La Faute de l'Abbé Mouret

La Faute de l'Abbé Mouret (paragraphe n°874)

Partie : Livre 2, chapitre VII

Puis, Albine et Serge entrèrent jusqu'à la taille dans un champ de pivoines. Les fleurs blanches crevaient, avec une pluie de larges pétales qui leur rafraîchissaient les mains, pareilles aux gouttes larges d'une pluie d'orage. Les fleurs rouges avaient des faces apoplectiques, dont le rire énorme les inquiétait. Ils gagnèrent, à gauche, un champ de fuchsias, un taillis d'arbustes souples, déliés, qui les ravirent comme des joujoux du Japon, garnis d'un million de clochettes. Ils traversèrent ensuite des champs de véroniques aux grappes violettes, des champs de géraniums et de pélargoniums, sur lesquels semblaient courir des flammèches ardentes, le rouge, le rose, le blanc incandescent d'un brasier, que les moindressouffles du vent ravivaient sans cesse. Ils durent tourner des rideaux de glaïeuls, aussi grands que des roseaux, dressant des hampes de fleurs qui brûlaient dans la clarté, avec des richesses de flamme de torches allumées.

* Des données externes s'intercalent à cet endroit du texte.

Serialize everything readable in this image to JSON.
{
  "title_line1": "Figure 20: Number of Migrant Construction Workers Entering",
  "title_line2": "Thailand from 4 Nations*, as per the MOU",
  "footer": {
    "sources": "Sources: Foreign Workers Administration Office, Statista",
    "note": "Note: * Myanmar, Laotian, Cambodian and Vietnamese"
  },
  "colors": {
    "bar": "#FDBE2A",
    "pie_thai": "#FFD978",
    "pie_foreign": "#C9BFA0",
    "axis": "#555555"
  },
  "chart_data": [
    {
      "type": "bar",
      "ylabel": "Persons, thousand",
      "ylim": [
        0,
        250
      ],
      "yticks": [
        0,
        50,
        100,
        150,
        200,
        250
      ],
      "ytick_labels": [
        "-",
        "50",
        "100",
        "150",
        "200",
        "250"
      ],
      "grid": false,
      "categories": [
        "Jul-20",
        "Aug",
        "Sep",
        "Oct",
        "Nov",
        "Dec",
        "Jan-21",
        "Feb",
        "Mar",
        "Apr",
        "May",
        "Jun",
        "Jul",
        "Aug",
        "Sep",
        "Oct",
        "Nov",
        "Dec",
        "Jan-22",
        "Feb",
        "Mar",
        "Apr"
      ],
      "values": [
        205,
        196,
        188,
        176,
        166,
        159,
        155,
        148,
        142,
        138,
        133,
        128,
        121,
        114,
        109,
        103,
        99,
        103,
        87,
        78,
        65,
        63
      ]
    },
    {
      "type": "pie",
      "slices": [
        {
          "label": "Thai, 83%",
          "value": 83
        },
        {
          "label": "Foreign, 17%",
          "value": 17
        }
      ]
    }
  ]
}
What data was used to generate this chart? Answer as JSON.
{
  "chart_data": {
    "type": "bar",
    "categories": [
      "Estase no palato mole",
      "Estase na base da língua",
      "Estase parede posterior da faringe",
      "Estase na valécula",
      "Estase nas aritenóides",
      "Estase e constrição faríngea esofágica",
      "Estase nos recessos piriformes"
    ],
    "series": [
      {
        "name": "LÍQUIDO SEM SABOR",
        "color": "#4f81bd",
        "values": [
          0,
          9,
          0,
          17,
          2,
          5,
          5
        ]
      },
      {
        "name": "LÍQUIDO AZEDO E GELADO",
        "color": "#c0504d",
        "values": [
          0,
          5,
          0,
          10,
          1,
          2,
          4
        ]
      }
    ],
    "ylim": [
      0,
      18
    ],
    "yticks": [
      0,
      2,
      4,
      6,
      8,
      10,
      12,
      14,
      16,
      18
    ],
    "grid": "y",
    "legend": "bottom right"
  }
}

Ils s'égarèrent au milieu d'un bois de tournesols, une futaie faite de troncs aussi gros que la taille d'Albine, obscurcie par des feuilles rudes, larges à y coucher un enfant, peuplée de faces géantes, de faces d'astre, resplendissantes comme autant de soleils. Et ils arrivèrent enfin dans un autre bois, un bois de rhododendrons, si touffu de fleurs que les branches et les feuilles ne se voyaient pas, étalant des bouquets monstrueux, des hottées de calices tendres qui moutonnaient jusqu'à l'horizon.